Backend.AI is a streamlined, container-based computing cluster platform
that hosts popular computing/ML frameworks and diverse programming languages,
with pluggable heterogeneous accelerator support including CUDA GPU, ROCm GPU, TPU, IPU and other NPUs.

It allocates and isolates the underlying computing resources for multi-tenant
computation sessions on-demand or in batches with customizable job schedulers with its own orchestrator.
All its functions are exposed as REST/GraphQL/WebSocket APIs.

Contents in This Repository
---------------------------

This repository contains all open-source server-side components and the client SDK for Python
as a reference implementation of API clients.

### Directory Structure

* `src/ai/backend/`: Source codes
- `manager/`: Manager
- `manager/api`: Manager API handlers
- `agent/`: Agent
- `agent/docker/`: Agent's Docker backend
- `agent/k8s/`: Agent's Kubernetes backend
- `kernel/`: Agent's kernel runner counterpart
- `runner/`: Agent's in-kernel prebuilt binaries
- `helpers/`: Agent's in-kernel helper package
- `common/`: Shared utilities
- `client/`: Client SDK
- `cli/`: Unified CLI for all components
- `storage/`: Storage proxy
- `storage/api`: Storage proxy's manager-facing and client-facing APIs
- `web/`: Web UI server
- `static/`: Backend.AI WebUI release artifacts
- `plugin/`: Plugin subsystem
- `test/`: Integration test suite
- `testutils/`: Shared utilities used by unit tests
- `meta/`: Legacy meta package
* `docs/`: Unified documentation
* `tests/`
- `manager/`, `agent/`, ...: Per-component unit tests
* `configs/`
- `manager/`, `agent/`, ...: Per-component sample configurations
* `docker/`: Dockerfiles for auxiliary containers
* `fixtures/`
- `manager/`, ...: Per-component fixtures for development setup and tests
* `plugins/`: A directory to place plugins such as accelerators, monitors, etc.
* `scripts/`: Scripts to assist development workflows
- `install-dev.sh`: The single-node development setup script from the working copy
* `stubs/`: Type annotation stub packages written by us
* `tools/`: A directory to host Pants-related tooling
* `dist/`: A directory to put build artifacts (.whl files) and Pants-exported virtualenvs
* `changes/`: News fragments for towncrier
* `pants.toml`: The Pants configuration
* `pyproject.toml`: Tooling configuration (towncrier, pytest, mypy)
* `BUILD`: The root build config file
* `**/BUILD`: Per-directory build config files
* `BUILD_ROOT`: An indicator to mark the build root directory for Pants
* `requirements.txt`: The unified requirements file
* `*.lock`, `tools/*.lock`: The dependency lock files
* `docker-compose.*.yml`: Per-version recommended halfstack container configs
* `README.md`: This file
* `MIGRATION.md`: The migration guide for updating between major releases
* `VERSION`: The unified version declaration

Server-side components are licensed under LGPLv3 to promote non-proprietary open
innovation in the open-source community while other shared libraries and client SDKs
are distributed under the MIT license.

There is no obligation to open your service/system codes if you just run the
server-side components as-is (e.g., just run as daemons or import the components
without modification in your codes).
Please contact us (contact-at-lablup-com) for commercial consulting and more
licensing details/options about individual use-cases.

Getting Started
---------------

### Installation for Single-node Development

Run `scripts/install-dev.sh` after cloning this repository.

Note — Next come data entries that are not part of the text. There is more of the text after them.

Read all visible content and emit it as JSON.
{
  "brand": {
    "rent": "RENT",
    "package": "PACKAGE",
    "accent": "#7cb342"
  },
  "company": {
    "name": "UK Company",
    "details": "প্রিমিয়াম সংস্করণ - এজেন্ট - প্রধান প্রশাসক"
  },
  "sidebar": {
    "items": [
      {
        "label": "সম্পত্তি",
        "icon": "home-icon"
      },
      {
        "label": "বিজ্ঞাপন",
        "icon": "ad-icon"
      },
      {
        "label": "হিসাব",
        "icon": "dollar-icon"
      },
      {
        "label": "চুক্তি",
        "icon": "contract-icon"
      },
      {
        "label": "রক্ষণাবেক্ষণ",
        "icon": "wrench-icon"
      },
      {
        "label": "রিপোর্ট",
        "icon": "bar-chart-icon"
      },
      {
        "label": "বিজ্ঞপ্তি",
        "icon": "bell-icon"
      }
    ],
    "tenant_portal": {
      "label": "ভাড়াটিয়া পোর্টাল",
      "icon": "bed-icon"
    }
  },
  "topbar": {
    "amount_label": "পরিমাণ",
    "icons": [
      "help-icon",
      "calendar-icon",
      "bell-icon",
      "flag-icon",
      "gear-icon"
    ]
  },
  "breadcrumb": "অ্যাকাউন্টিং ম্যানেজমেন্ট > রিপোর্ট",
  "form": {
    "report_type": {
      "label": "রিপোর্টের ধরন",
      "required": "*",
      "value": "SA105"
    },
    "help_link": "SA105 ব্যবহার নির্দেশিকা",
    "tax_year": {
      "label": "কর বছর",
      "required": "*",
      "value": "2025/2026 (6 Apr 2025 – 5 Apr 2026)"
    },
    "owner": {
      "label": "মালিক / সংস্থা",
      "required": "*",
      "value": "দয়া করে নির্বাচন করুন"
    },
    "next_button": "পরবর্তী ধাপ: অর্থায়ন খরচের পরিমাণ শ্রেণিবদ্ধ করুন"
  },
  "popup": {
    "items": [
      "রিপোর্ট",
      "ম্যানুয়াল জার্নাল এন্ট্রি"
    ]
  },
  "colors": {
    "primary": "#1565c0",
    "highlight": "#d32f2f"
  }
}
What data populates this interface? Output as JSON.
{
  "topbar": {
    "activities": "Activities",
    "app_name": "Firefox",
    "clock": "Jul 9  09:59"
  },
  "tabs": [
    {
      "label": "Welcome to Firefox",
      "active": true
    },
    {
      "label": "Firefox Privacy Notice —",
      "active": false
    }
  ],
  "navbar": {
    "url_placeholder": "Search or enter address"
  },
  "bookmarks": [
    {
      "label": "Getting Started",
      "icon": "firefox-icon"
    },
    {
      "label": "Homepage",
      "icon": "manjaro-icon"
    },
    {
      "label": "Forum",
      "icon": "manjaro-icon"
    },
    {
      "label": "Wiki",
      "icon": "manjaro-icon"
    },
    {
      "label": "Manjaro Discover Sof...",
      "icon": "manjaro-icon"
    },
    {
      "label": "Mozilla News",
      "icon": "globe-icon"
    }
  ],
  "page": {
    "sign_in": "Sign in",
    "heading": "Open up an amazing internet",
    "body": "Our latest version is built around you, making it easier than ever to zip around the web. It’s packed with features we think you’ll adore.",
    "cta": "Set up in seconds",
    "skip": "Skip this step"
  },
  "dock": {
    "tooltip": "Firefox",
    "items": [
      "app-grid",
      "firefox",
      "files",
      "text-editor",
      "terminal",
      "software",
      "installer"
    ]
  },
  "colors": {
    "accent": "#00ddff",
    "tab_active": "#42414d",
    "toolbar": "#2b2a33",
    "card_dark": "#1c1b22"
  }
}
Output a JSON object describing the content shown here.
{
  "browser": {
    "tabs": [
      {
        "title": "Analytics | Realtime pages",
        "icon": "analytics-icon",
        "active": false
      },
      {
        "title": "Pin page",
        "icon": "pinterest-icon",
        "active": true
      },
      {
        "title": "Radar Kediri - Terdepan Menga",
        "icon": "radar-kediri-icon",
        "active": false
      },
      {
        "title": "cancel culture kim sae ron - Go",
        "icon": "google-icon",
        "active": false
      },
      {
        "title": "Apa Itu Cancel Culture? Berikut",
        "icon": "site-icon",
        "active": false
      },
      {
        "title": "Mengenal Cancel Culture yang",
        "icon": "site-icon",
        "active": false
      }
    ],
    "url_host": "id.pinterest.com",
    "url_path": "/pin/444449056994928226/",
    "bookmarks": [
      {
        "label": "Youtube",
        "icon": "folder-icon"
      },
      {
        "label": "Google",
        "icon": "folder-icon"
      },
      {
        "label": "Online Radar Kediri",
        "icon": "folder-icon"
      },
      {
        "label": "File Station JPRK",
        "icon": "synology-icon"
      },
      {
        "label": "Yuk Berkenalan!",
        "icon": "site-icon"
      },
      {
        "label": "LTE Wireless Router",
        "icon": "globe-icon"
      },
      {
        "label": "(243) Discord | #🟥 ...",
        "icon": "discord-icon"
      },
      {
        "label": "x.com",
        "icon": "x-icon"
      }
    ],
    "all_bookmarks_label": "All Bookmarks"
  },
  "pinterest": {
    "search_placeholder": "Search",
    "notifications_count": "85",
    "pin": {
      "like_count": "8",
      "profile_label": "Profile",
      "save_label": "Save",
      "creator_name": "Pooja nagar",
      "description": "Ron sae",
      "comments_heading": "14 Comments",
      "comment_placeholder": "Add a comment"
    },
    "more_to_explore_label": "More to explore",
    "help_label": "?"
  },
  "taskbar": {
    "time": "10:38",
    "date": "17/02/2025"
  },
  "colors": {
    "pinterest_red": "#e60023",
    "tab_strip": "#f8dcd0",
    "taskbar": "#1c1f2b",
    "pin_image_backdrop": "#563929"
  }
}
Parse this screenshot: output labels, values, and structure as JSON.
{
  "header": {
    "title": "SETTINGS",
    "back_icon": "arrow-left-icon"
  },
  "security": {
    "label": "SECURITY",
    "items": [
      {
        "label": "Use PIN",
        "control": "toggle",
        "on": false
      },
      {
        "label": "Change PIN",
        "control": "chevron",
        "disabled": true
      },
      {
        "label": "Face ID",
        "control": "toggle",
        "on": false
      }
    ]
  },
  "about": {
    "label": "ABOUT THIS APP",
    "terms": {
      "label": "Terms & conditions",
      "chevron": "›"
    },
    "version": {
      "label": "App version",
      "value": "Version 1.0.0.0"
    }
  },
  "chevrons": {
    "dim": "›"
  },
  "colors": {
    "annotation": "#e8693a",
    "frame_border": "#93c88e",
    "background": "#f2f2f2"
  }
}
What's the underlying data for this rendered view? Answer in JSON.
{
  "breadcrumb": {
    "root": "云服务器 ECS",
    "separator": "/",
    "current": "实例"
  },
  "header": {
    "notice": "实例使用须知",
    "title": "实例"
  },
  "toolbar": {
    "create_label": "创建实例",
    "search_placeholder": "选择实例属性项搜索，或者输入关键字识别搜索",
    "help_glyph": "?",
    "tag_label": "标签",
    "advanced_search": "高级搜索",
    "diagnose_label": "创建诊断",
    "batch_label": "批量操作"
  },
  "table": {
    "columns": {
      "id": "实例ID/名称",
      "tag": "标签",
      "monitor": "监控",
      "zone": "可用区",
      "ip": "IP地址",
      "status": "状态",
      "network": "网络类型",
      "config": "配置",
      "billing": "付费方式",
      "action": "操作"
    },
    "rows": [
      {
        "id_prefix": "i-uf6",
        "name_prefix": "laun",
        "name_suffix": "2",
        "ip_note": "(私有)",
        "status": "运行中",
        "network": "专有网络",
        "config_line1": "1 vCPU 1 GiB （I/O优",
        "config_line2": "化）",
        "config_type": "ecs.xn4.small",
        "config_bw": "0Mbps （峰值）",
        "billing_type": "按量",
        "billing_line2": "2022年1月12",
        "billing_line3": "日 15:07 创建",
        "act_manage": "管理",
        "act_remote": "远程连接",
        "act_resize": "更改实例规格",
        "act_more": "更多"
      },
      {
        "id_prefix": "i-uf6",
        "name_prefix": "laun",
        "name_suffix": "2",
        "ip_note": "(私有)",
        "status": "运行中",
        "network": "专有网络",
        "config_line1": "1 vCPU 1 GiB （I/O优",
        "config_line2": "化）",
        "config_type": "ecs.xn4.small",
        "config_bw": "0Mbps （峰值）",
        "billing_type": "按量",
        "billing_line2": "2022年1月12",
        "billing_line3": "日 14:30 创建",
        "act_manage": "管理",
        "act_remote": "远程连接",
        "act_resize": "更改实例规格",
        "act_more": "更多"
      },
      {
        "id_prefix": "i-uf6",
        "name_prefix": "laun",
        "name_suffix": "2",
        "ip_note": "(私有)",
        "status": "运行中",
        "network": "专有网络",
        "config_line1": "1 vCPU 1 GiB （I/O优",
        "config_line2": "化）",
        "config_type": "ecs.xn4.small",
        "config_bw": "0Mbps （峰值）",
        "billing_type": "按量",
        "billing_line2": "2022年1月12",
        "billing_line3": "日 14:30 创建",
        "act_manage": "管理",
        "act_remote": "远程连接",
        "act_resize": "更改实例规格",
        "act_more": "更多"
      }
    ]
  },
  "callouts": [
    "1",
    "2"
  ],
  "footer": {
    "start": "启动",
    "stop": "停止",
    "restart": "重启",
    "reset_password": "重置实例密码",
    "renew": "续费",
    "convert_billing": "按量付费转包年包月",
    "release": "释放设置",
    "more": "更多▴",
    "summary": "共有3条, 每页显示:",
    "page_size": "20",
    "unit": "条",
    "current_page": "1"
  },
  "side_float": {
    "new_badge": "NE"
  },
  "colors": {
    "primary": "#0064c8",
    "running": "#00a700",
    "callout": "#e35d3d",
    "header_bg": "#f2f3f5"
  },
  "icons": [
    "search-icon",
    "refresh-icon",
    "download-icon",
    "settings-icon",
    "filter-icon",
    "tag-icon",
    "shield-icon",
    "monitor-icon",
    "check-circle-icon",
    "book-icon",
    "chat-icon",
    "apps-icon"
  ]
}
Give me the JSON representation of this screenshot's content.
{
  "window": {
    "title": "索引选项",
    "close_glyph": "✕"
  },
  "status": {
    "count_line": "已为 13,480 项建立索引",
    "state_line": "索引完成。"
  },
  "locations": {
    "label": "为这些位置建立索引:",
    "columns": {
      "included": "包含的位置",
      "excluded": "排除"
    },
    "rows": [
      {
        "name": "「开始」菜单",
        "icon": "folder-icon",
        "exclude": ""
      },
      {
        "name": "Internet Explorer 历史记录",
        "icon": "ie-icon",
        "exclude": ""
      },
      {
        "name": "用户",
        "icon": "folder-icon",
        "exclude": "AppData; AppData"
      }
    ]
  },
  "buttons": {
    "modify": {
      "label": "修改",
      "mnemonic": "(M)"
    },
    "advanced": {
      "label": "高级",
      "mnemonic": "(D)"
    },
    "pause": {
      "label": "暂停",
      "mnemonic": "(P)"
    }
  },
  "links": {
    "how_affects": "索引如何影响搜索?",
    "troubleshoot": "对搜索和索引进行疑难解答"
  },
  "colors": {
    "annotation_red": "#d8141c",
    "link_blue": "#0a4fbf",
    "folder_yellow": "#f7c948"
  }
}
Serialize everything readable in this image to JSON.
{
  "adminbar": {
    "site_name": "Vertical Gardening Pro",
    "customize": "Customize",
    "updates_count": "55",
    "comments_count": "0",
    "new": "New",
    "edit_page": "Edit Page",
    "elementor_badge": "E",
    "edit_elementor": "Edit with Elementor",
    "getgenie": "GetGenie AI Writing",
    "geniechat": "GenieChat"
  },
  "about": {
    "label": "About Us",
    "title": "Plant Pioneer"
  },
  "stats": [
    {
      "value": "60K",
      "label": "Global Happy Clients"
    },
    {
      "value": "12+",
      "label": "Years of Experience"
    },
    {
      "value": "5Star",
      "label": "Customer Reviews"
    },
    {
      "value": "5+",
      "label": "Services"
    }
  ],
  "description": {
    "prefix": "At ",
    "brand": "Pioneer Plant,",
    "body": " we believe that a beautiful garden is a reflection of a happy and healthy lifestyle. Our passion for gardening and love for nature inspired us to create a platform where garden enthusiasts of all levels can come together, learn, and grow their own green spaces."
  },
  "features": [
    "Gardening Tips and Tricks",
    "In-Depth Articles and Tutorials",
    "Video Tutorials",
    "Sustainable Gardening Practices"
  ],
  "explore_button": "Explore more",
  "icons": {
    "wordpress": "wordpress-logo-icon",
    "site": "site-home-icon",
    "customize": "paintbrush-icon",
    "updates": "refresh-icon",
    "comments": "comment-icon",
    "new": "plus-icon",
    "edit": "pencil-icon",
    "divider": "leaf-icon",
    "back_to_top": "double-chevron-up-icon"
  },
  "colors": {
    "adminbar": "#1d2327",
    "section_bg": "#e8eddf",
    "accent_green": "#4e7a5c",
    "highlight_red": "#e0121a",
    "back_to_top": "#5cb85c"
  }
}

This script checks availability of all required dependencies such as Docker and bootstrap a development
setup. Note that it requires `sudo` and a modern Python installed in the host system based on Linux
(Debian/RHEL-likes) or macOS.

### Installation for Multi-node Tests & Production

Please consult [our documentation](http://docs.backend.ai) for community-supported materials.
Contact the sales team ([email protected]) for professional paid support and deployment options.

### Accessing Compute Sessions (aka Kernels)

Backend.AI provides websocket tunneling into individual computation sessions (containers),
so that users can use their browsers and client CLI to access in-container applications directly
in a secure way.

* Jupyter: data scientists' favorite tool
* Most container images have intrinsic Jupyter and JupyterLab support.
* Web-based terminal
* All container sessions have intrinsic ttyd support.
* SSH
* All container sessions have intrinsic SSH/SFTP/SCP support with auto-generated per-user SSH keypair.
PyCharm and other IDEs can use on-demand sessions using SSH remote interpreters.
* VSCode
* Most container sessions have intrinsic web-based VSCode support.

### Working with Storage

Backend.AI provides an abstraction layer on top of existing network-based storages
(e.g., NFS/SMB), called vfolders (virtual folders).
Each vfolder works like a cloud storage that can be mounted into any computation
sessions and shared between users and user groups with differentiated privileges.

Major Components
----------------

### Manager

It routes external API requests from front-end services to individual agents.
It also monitors and scales the cluster of multiple agents (a few tens to hundreds).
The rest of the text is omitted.